At the first, held during the afternoon at the Bear Hotel in Devizes, the audience in the packed ballroom watched as a local farmer secured Down Farm, between Pewsey and Everleigh, for £3.6m.
The 500 acre farm has outbuildings and a pair of cottages but no farmhouse, although planning permission has been granted to build one.
The auction moved venues to the Hilton Hotel at Swindon for an evening sale, where the room was again packed. The audience spent another £3.23m between them.
“There was enthusiastic bidding for properties which owners obviously wanted to sell and where realistic reserve prices had been set as a result,” said auctioneer Charles Lucas.
“The sale clearly demonstrates there are people out there who want to buy the right property. In the current market, the essentials are character or individuality or something that offers the prospect of a project to which the buyer can add value.
“Having read the market correctly, that was exactly the line-up of lots we had achieved and as a result we were able to record an 80 per cent success rate, selling 17 of the lots offered having negotiated some sales before and after the auction.
“The farm sale demonstrates there will always be demand for quality agricultural land – no matter what the economic climate, people still have to eat!”
The second Wiltshire farm sold at the auction is Wick Farm, at Heddington Wick, near Calne. It has a prominent position in the hamlet at the head of the Common with extensive views to the Marlborough Downs and Cherhill White Horse.
“This is a different type of property from Down Farm but current experience shows that it is still a type very much in demand,” Mr Lucas said.
“The farmhouse has been unoccupied for 19 years and needs complete renovation but the adjoining stables and other outbuildings have great potential for creating additional accommodation and there are also buildings that are suitable for a change of use to equestrian, subject to consents. Top guide price was £750,000 but the farm, in four lots, made a total of £909,000.
“On a smaller scale, 2, Purton Stoke, near Swindon, a two bedroom cottage with an adjoining grass paddock, giving the property a total size of 1.3 acres, sold for £174,000. In Swindon itself, 188, Ermin Street, Stratton St.
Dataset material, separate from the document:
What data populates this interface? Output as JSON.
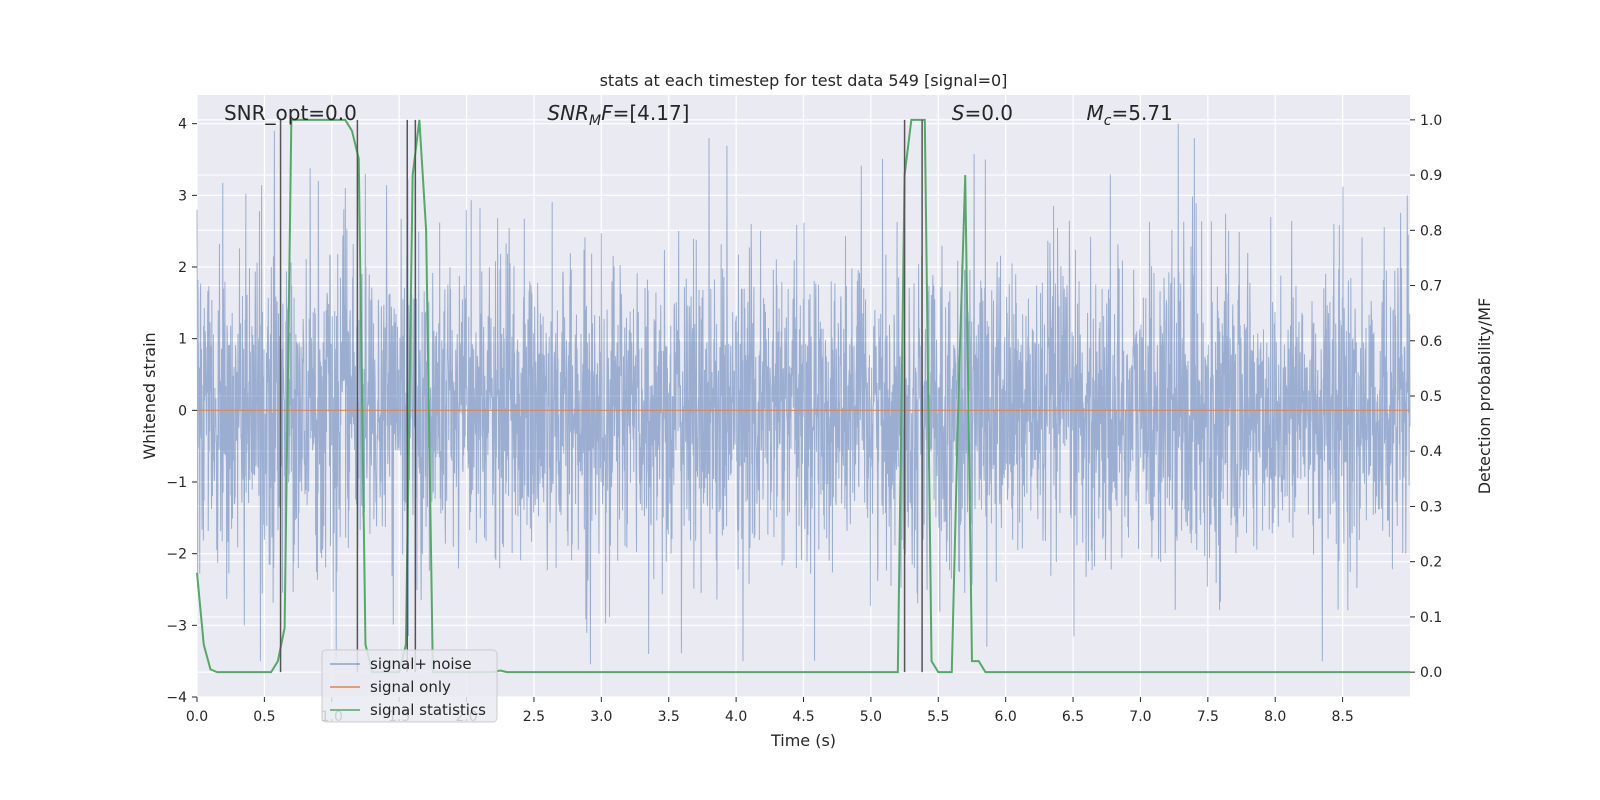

Margaret, a three bedroom Victorian semi-detached house needing modernisation and sitting in a quarter acre with outline planning permission for two dwellings, sold for £270,000.
“In Gloucestershire, a property called The Meadows at Alvington, between Lydney and Chepstow, sold for £385,000, while three parcels of pasture at Holt, near Trowbridge, totalling 45 acres demonstrated the continuing demand by making a total of £258,000.”
Entries are now being invited for the next sale, to be held at Swindon on December 8.